Oil, gold, crypto, global bonds… everything moves when the dollar moves.
And right now, we're sitting on the edge...
Chart 5: Precious Metals Rotation in Motion
Palladium spiked while platinum finally paused after five straight weeks of gains.
This divergence might seem minor, but it's telling a bigger story about positioning shifts in precious metals markets.

ZeroHedge
Palladium's surge could be short-covering or automotive catalyst bets, while platinum's pause suggests the easy money in that trade might be done.
Precious metals tend to rotate leadership, and this chart suggests we're nearing one of those shifts.
If you're looking for asymmetric trades, the spread between these metals often speaks louder than gold itself.
Follow the rotations.
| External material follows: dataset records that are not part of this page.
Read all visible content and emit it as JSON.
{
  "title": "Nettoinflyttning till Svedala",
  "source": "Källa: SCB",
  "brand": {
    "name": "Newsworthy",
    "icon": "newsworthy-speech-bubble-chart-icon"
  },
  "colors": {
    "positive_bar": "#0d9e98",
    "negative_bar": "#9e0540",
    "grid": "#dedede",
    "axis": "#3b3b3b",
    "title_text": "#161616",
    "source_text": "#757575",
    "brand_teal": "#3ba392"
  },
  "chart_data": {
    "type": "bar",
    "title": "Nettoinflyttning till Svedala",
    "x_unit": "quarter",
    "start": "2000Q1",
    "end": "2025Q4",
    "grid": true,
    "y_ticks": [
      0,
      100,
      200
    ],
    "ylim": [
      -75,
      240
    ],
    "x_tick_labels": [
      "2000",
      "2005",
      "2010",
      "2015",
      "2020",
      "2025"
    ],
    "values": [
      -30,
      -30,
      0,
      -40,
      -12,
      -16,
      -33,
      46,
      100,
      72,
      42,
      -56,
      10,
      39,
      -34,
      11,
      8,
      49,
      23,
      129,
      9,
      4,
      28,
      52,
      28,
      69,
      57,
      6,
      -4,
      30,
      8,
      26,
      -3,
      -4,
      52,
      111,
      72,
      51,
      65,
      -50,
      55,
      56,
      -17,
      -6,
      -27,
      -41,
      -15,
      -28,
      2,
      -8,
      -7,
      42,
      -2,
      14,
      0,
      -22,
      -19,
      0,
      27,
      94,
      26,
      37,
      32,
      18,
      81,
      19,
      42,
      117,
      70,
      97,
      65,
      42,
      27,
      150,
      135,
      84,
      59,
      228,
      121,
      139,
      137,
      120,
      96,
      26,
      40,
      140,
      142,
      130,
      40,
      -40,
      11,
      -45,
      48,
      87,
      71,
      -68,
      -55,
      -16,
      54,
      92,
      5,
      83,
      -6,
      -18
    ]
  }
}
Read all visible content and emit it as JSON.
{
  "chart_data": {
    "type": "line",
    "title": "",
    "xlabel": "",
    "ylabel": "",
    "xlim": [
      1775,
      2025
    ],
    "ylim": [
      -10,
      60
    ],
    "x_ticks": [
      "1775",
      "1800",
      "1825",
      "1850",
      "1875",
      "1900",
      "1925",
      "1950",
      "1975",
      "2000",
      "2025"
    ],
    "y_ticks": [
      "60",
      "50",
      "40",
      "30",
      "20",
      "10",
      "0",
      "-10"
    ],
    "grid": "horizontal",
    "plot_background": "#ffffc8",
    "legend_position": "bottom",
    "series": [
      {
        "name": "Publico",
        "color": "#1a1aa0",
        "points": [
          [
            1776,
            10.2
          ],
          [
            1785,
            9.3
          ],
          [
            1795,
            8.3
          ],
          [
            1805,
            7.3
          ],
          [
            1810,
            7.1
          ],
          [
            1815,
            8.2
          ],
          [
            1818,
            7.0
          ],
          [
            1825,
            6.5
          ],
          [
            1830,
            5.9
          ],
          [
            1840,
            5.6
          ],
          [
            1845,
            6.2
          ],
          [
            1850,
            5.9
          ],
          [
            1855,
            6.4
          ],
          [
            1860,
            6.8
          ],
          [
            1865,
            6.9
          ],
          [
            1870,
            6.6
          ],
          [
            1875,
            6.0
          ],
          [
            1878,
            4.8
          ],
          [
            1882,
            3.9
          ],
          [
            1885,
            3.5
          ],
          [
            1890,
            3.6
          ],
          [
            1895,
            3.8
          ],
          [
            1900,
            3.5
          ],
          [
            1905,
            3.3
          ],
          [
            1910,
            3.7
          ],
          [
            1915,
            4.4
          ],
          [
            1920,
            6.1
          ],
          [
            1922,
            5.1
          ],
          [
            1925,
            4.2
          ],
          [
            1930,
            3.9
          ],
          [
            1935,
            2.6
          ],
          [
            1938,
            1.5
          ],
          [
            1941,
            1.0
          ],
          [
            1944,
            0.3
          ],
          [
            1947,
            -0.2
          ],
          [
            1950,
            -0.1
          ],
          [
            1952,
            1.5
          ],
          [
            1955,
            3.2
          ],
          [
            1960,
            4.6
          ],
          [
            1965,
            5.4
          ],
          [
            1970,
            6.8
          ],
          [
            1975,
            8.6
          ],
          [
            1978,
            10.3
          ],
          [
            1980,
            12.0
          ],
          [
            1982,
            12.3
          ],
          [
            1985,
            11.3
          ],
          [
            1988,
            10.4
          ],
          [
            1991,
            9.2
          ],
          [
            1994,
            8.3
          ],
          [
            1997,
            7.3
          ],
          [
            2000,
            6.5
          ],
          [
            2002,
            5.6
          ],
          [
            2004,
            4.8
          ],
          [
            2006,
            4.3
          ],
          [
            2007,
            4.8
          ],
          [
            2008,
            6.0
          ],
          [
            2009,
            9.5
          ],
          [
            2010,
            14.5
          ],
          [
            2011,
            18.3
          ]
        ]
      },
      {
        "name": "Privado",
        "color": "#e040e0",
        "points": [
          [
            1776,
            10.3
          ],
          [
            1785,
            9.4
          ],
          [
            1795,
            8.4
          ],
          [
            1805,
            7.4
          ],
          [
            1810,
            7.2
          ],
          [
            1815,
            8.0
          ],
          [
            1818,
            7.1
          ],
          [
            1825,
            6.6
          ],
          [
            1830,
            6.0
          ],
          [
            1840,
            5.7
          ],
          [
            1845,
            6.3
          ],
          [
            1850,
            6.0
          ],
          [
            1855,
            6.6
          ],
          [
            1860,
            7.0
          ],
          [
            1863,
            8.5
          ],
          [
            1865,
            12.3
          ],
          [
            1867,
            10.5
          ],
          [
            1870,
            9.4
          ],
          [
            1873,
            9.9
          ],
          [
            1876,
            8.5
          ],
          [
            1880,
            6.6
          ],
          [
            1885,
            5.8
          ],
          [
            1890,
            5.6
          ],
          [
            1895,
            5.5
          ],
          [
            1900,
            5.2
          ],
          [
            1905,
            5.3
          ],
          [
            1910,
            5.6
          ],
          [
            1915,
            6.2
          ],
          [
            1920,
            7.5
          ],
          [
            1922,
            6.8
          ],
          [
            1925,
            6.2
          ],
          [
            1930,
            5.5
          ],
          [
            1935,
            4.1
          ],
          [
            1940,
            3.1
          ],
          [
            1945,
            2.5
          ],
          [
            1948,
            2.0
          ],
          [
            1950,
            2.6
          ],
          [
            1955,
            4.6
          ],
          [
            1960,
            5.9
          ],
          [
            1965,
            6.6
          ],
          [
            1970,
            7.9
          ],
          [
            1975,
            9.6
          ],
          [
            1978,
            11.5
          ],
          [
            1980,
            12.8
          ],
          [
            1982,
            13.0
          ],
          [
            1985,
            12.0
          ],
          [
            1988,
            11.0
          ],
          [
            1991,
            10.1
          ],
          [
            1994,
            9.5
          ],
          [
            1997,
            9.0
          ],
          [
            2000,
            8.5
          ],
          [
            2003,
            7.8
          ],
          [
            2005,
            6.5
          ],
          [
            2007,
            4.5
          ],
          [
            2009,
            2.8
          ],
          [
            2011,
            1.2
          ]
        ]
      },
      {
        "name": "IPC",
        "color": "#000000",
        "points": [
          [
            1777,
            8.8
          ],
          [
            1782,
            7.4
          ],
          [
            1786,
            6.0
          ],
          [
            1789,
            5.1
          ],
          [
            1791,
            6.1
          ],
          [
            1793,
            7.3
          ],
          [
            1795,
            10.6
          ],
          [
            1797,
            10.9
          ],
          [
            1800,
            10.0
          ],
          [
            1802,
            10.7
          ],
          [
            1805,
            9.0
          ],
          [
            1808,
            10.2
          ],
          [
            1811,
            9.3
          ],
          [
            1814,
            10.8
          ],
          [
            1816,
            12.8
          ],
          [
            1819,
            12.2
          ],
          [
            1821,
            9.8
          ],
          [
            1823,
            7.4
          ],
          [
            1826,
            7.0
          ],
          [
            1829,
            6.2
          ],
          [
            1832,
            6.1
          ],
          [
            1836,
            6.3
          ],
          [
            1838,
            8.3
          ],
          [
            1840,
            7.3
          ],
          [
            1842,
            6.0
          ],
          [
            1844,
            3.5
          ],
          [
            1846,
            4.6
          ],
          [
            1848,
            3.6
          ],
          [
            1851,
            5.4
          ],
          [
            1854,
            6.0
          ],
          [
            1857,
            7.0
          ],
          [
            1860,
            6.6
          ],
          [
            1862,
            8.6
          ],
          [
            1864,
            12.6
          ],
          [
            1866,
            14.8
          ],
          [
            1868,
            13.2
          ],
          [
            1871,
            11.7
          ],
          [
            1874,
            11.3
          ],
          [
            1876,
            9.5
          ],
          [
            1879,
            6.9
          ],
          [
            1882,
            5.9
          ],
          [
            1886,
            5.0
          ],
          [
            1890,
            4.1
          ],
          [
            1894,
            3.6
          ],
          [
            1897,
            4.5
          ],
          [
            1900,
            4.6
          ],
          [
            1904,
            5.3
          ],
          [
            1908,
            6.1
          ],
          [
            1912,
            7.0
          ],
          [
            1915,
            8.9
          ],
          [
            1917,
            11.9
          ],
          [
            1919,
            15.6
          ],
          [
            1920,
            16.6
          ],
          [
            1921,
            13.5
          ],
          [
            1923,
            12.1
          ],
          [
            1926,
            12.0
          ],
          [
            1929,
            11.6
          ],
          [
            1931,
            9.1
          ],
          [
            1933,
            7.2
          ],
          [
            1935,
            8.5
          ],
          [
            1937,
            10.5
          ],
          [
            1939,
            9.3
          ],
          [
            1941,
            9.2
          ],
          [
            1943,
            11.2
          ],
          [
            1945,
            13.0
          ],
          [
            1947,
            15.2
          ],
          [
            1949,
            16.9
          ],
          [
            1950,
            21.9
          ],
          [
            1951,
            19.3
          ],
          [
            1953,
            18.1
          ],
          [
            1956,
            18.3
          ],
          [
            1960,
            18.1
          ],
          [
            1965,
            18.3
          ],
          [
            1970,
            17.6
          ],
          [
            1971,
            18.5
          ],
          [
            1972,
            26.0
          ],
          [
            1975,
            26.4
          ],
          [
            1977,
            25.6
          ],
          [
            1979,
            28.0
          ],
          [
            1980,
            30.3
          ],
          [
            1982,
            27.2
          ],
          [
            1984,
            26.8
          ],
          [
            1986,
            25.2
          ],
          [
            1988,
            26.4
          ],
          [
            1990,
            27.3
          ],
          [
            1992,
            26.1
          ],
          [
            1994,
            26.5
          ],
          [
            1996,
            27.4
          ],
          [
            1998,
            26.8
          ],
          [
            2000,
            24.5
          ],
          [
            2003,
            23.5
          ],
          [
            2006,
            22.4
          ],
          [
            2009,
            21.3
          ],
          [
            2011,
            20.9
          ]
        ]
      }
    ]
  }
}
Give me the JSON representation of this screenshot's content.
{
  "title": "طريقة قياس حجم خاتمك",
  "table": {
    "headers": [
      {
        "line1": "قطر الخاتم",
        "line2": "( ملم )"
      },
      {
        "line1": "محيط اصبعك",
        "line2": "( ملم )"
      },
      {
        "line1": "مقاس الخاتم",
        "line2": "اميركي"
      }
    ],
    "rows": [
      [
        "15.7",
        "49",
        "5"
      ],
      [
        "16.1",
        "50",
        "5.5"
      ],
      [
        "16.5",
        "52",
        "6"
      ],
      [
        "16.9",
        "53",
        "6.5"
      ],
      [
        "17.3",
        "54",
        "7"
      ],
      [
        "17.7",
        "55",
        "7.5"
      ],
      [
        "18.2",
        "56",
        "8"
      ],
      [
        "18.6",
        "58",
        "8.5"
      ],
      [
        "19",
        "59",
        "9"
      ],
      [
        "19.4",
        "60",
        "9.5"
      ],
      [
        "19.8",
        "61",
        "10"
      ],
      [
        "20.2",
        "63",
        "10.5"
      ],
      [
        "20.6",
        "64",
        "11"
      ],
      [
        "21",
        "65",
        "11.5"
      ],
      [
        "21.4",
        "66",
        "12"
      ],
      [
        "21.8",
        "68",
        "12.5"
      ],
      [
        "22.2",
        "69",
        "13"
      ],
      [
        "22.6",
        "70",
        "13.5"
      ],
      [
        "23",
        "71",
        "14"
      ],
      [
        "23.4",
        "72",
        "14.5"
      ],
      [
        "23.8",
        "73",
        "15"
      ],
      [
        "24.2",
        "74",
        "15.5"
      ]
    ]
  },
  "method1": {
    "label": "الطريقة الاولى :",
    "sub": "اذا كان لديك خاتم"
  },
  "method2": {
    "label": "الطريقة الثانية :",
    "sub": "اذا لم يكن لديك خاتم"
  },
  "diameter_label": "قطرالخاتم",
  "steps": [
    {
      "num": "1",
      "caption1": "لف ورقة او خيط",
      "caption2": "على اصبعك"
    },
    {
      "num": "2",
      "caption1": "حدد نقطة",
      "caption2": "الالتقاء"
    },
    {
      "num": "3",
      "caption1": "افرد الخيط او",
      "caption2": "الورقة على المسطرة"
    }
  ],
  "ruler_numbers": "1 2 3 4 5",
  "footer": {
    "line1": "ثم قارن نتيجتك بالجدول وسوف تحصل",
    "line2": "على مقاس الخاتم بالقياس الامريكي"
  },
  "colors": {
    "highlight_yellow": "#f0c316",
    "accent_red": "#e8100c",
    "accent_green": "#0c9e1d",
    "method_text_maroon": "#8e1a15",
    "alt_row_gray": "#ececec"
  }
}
I remain long Palladium.
Chart 6: Oil's Technical Ceiling
WTI keeps getting rejected by its 200-day moving average despite geopolitical tailwinds.

ZeroHedge
Oil pushed higher on Trump's teased "major statement" about Russia, but it still can't break through its key technical resistance. That's telling you something important.
If crude can't break out despite geopolitical support, what happens when those headlines fade?
The market wants to believe in a second-half supply crunch, but price action is Saying something else.
The longer we stay under the 200-day moving average, the more likely we see a flush lower.
This matters for inflation trades, energy equities, and the Fed's entire reaction function.
Chart 7: Bitcoin at $118,000
Bitcoin hit a new all-time high of $118,000.
But this isn't just a crypto story. It's a dollar story.

Source: Spencer Hakimian
Ignore the maximalists and influencers for a moment.
Look at what's really happening here.
As confidence in fiat currency erodes and money supply hits record after record, assets like Bitcoin are reasserting themselves as liquidity barometers.
This breakout amid falling VIX, rising debt, and soaring margin usage isn't about technology or speculation. It's a scream for help from the financial system itself.
If this rally holds or accelerates, it won't be about adoption or innovation.
It'll be about trust… or the lack thereof.
These charts are painting a picture of a market running on fumes, driven by leverage, mechanical flows, and the desperate search for yield in a world drowning in liquidity.
We're living through:
Technical extremes
Record leverage masquerading as confidence
Currency instability at critical inflection points
Global power concentration is creating new chokepoints
Alternative assets are screaming warnings about fiat decay
The strategy?
Trade the momentum. Follow the positioning. Watch for the shifts.